Depois de capturada Mandu, os edifícios intramuros foram totalmente arrasados e em seu lugar surgiu uma nova urbe, baptizada de Shadiabad, “a cidade da alegria”. Explicado está o distintivo estilo arquitectónico afegão em muito dos actuais monumentos. Entre os despojos da época consta um fragmento de canhão ao qual se atribui qualidades mágicas. Está manchado com óleo e tingido de vermelho. É curioso, em Maumere, nas Flores, os locais fazem o mesmo com os canhões portugueses ali existentes… Monserrate alude a um grande palácio, “a casa dos antigos reis”, onde vivia o governador da província. Trata-se do Palácio Hindola, usado como sala de audiências, construído durante o reinado de Hoshang Shah, por volta de 1425. Fala depois, com apurada precisão matemática – faz medições exactas, o que faz dele arqueólogo “avant la lettre” –, de uma tumba real meio acabada, “que suponho que nunca será concluída”, no meio de uma plataforma quadrada “que se eleva cinco côvados acima do solo e com 25 metros de largura” rodeada por arcos e colunatas e coroada por uma cúpula. Nos quatro cantos da plataforma erguem-se minaretes, com sete andares de altura e formato octogonal e janelas direccionadas para os quatro pontos cardeais, de onde é feita a chamada muçulmana para a oração. Em frente estava outro grande edifício “de magnificência e custo semelhante”, que só pode ser a Jama Masjid, “a grande mesquita”, notável exemplo da arquitectura afegã, erguido em 1405.

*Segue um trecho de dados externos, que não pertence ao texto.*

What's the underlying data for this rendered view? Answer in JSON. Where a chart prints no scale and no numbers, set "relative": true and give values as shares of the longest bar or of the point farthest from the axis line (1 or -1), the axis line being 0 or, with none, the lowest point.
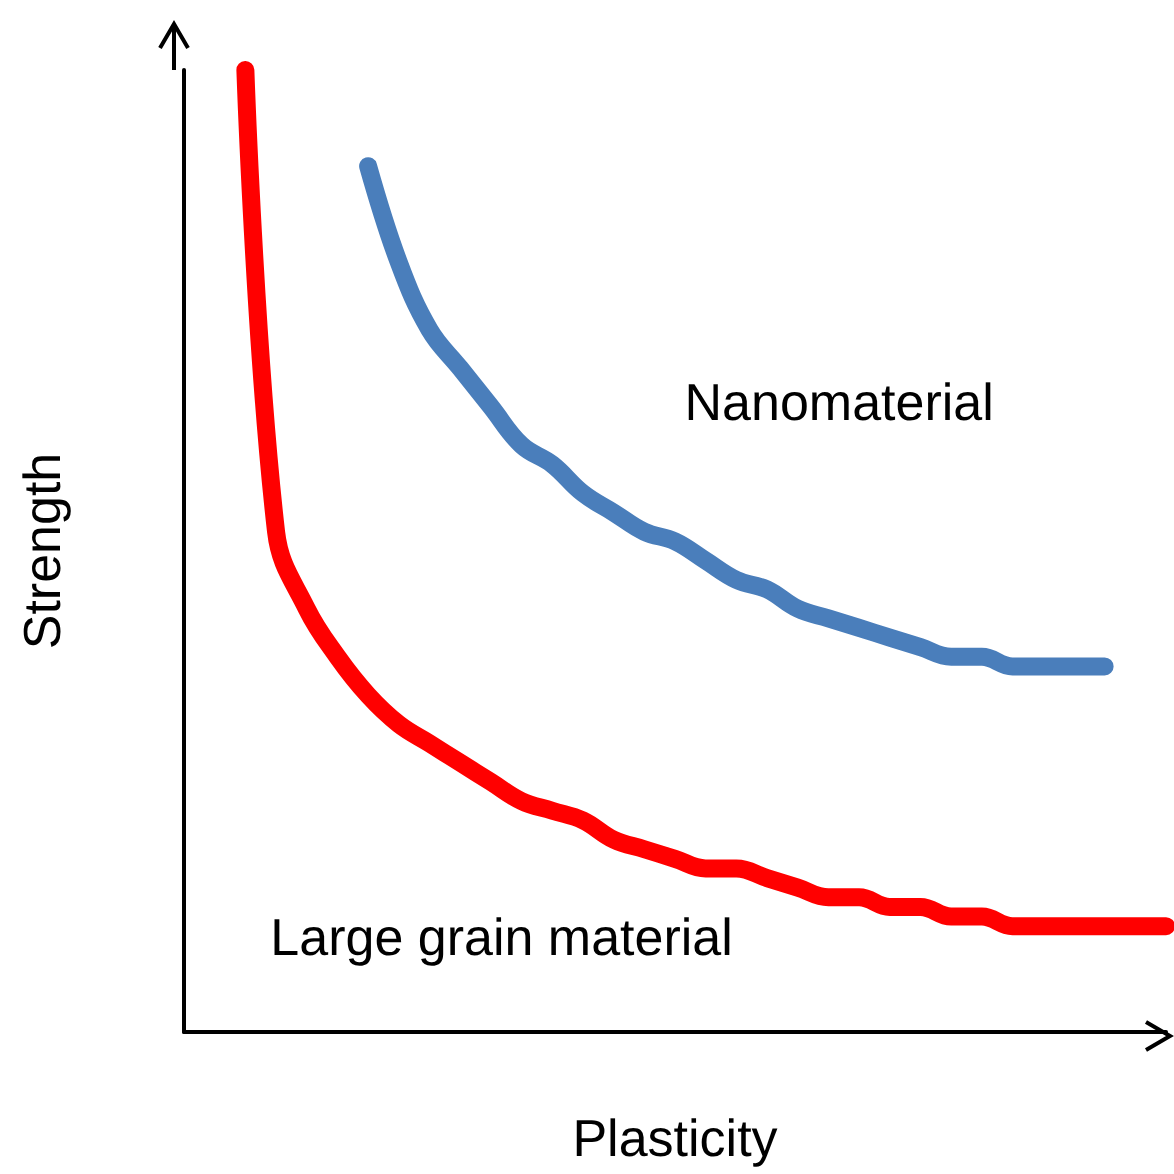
{
  "chart_data": {
    "type": "line",
    "relative": true,
    "xlabel": "Plasticity",
    "ylabel": "Strength",
    "categories": [
      null,
      null,
      null,
      null,
      null,
      null,
      null,
      null,
      null,
      null,
      null,
      null,
      null,
      null,
      null,
      null,
      null,
      null,
      null,
      null,
      null,
      null,
      null,
      null,
      null,
      null,
      null,
      null,
      null,
      null,
      null,
      null,
      null
    ],
    "series": [
      {
        "name": "Nanomaterial",
        "color": "#4a7ebb",
        "values": [
          null,
          null,
          null,
          null,
          null,
          null,
          0.9,
          0.8,
          0.73,
          0.69,
          0.65,
          0.61,
          0.59,
          0.56,
          0.54,
          0.52,
          0.51,
          0.49,
          0.47,
          0.46,
          0.44,
          0.43,
          0.42,
          0.41,
          0.4,
          0.39,
          0.39,
          0.38,
          0.38,
          0.38,
          0.38,
          null,
          null
        ]
      },
      {
        "name": "Large grain material",
        "color": "#ff0000",
        "values": [
          null,
          null,
          1.0,
          0.52,
          0.44,
          0.39,
          0.35,
          0.32,
          0.3,
          0.28,
          0.26,
          0.24,
          0.23,
          0.22,
          0.2,
          0.19,
          0.18,
          0.17,
          0.17,
          0.16,
          0.15,
          0.14,
          0.14,
          0.13,
          0.13,
          0.12,
          0.12,
          0.11,
          0.11,
          0.11,
          0.11,
          0.11,
          0.11
        ]
      }
    ]
  }
}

A referida tumba é a de Hoshang Shah, se bem que Monserrate garanta que estão ali sepultados “três reis mongóis e também o tutor de um desses reis”. Há ainda a referência a um templo que se assemelha a uma igreja cristã, afinal a Torre da Vitória construída pelo sultão Mahmud Khalji em 1443, para comemorar o seu triunfo sobre o senhor de Chitor, o rajput Rana Kumbha. E por que a compara a uma igreja? Porque os telhados eram em arco, “nos quais podem ser colocados altares”, e os tectos abobadados, “que se abrem e formam uma passagem para o santuário do altar-mor”.

Monserrate termina a detalhada análise mencionando um enorme cemitério (com vários quilómetros de extensão) e louvando os muçulmanos pela atenção que dão à memória dos seus mortos, honrando-os “com túmulos elaboradamente construídos”, o que não acontece com “certas criaturas abandonadas da nossa época”. Esta, certamente uma farpa dirigida aos cristãos tresmalhados.